Crystalline Lamella Structures of PHBV

Imaged here is PHBV (Poly(hydroxybutyrate-co-valerate)), a biodegradable thermoplastic polyester produced by microbial fermentation. PHBV is commonly used as a "Green Polymer" due to its characteristics of being impact resistant, dishwasher safe, and its ability to hold a vibrant color. The downside is its current market price set significantly higher than that of commodity plastics. This dichotomy provides an important driver for its study. The investigation of the formation of PHBV’s crystalline lamella structure, shown in this video, may eventually determine the mechanical properties of the bulk material. This is lamella-nanostructure is ideal to study with the AFM. The structures are shown here at: 97Hz, 1um x 1um, 256 x 256; 22Hz, 1.8um x1.8um, 1024 x 512; 52Hz, 1um x 1um, 512 x 256; and 5Hz, 20u, x 20um, 5120 x 5120 + Offline Zoom and Pan & Scan. Sample courtesy of Jamie Hobbs.
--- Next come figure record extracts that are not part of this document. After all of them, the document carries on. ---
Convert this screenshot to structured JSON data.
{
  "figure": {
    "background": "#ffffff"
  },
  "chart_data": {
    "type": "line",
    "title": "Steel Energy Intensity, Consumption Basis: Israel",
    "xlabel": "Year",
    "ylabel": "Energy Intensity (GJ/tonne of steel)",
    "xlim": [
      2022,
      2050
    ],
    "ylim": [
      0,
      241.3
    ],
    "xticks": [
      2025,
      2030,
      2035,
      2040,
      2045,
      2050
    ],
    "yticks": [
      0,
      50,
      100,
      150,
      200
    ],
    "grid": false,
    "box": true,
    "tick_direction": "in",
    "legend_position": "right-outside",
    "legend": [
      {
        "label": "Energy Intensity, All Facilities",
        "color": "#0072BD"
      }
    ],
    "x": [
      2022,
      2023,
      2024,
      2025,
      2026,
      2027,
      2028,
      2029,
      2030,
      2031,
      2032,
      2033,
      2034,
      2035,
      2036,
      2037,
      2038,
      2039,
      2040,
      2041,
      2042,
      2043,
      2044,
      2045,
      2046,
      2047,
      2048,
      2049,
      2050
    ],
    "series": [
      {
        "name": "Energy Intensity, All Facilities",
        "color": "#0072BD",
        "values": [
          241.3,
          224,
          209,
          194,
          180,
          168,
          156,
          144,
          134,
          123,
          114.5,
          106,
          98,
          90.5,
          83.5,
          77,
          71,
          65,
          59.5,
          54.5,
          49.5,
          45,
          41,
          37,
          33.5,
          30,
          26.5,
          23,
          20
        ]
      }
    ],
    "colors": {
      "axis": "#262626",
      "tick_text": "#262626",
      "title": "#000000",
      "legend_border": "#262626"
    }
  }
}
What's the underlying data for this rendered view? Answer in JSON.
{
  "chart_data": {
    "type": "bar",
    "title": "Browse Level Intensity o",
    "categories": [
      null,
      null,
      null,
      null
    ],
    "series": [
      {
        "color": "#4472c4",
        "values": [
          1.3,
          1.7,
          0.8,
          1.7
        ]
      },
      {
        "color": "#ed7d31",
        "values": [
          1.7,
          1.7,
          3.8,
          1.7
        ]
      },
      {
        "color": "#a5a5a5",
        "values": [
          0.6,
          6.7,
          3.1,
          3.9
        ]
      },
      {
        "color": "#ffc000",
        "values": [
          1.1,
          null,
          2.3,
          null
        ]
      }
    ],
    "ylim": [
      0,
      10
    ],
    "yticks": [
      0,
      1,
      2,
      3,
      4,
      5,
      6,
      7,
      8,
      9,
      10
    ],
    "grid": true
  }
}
Dynamic Polystyrene Wetting and De-wetting

Wetting phenomena can be found in many industrial and everyday situations: lubrication of surfaces (e.g. in cars), cornea (eye), paint (e.g. oil-free surfaces). The forces driving wetting and de-wetting are the effective interface potentials between the fluid and the substrate, and between the fluid and air. For a homogenous fluid layer to de-wet, the symmetry of the layer must first be broken. Three mechanisms are possible each dependent on the driving forces, polymer's molecular weight and layer thickness. Polystyrene films of less than 100nm thickness on hydrophobically treated silicon surfaces are good model systems to study de-wetting. In the video the individual appearance of the holes identifies the process of hole formation as thermal nucleation. The pattern of smaller, similar-sized depressions, without complete hole formation, may hint at a concurrent spinodal effect. They appear later in the process and are soon overwhelmed by the holes caused by thermal nucleation, and had not been previously time resolved on this sample.